S. Farokh Atashzar, assistant professor of Electrical & Computer Engineering, Mechanical & Aerospace Engineering, and Biomedical Engineering at the NYU Tandon School of Engineering and the director of the Medical Robotics and Interactive Intelligent Technologies (MERIIT) Lab; in collaboration with JohnRoss Rizzo, associate professor of Ilse Melamid Associate Professor of rehabilitation medicine from NYU School of Medicine, are working with Dr. Ramin Bighamian from the U.S. Food and Drug Administration (FDA) to design a regulatory science tool (RST) based on data from biomarkers in order to improve the review processes for such devices and how best to use them.
The team will design and validate a robust recovery biomarker enabling a first-ever stroke rehabilitation RST based on exchanges between regions of the central and peripheral nervous systems.

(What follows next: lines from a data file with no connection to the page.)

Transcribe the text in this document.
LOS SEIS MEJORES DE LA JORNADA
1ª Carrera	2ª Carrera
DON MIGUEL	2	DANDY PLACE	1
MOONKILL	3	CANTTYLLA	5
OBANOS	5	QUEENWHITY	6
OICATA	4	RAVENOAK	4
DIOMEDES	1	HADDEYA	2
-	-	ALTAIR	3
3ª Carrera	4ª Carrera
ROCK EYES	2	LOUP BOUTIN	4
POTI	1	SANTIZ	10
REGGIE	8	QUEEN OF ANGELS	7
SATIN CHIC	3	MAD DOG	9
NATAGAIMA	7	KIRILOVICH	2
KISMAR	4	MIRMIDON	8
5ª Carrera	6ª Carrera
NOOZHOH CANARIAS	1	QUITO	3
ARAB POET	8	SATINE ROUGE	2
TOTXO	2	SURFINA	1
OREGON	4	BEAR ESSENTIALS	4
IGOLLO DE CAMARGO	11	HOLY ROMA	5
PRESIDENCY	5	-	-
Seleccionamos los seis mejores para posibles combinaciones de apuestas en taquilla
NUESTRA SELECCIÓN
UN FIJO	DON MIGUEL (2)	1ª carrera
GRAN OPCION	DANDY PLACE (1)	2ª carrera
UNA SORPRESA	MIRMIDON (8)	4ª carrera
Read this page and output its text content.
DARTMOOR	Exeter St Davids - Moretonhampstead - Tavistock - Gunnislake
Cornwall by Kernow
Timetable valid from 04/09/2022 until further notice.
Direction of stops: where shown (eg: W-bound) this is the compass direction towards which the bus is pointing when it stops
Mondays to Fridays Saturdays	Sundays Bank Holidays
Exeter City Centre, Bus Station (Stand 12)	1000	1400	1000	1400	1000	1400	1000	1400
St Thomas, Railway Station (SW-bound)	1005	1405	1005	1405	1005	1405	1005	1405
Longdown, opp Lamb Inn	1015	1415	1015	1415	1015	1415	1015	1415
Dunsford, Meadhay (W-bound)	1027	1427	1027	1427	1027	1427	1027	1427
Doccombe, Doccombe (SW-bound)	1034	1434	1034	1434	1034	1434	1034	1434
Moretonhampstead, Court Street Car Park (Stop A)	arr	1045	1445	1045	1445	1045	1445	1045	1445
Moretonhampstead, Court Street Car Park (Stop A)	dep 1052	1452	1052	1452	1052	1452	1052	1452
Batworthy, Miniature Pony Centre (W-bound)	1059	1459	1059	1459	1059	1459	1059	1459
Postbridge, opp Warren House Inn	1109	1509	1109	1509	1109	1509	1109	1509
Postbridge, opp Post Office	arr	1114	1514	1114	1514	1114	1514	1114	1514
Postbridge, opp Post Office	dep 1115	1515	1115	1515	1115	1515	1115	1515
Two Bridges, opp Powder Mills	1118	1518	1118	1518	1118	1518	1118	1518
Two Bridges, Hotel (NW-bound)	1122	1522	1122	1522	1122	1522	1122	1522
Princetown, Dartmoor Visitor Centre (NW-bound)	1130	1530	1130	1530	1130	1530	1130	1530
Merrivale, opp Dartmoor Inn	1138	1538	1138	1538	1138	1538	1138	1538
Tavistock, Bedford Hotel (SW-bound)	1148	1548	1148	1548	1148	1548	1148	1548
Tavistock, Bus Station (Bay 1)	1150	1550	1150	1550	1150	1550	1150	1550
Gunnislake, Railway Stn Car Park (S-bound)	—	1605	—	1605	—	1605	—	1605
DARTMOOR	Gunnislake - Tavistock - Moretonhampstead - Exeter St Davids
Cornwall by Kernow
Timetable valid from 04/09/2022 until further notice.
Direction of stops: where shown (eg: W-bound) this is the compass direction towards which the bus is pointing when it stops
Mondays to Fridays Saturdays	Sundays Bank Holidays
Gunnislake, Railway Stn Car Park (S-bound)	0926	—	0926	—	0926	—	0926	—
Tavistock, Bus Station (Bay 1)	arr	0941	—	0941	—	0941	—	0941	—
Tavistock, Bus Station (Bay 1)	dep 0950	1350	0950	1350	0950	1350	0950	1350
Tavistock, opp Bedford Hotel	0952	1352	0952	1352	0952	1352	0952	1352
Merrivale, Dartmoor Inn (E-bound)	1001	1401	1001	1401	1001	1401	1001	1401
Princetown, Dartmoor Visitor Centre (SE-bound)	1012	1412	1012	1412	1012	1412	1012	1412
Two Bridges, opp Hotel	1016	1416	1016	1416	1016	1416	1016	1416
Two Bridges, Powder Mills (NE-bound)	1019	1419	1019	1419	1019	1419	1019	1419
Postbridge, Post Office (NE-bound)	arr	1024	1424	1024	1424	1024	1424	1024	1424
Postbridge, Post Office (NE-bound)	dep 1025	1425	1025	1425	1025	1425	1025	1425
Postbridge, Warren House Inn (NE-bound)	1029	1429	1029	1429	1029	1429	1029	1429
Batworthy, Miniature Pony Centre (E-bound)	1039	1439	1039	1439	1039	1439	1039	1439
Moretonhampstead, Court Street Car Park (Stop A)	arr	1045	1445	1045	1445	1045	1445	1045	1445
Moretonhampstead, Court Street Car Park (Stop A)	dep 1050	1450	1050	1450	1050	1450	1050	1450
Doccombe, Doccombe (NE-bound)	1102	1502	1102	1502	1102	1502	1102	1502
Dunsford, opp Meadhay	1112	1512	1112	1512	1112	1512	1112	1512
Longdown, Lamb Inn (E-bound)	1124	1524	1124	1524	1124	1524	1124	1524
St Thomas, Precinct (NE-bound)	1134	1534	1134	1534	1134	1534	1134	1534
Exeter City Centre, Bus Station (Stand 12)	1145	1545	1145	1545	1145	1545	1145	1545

“There is currently no approved RST for assessing the efficacy of rehabilitative devices for post-stroke motor recovery,” explained Atashzar. “This unique collaboration will shed light on how neurological markers can demystify the complex patterns of neural communication, realizing an objective ‘neurophysiological window to degradation in the interaction between anatomy, activation, and pathway in post-stroke patients.”
The research team will also promote FDA regulatory science on next-generation brain-machine interfaces. Additionally, the project will include seminars and undergraduate research to promote STEM education with a focus on engaging students from underrepresented groups.
The project is supported by the U.S. National Science Foundation.
“This project exemplifies how, as we build our expertise in areas like neural engineering, we are cultivating a highly collaborative research atmosphere — across disciplines such as data science and medicine, between Tandon and other schools at NYU, and spanning the lab and the classroom — all with the greater good in the mind of helping patients,” said Jelena Kovačević, Dean of NYU Tandon. “The importance of this work with the NYU School of Medicine speaks for itself, but it is also heartening to see validation of it from both the FDA and NSF.”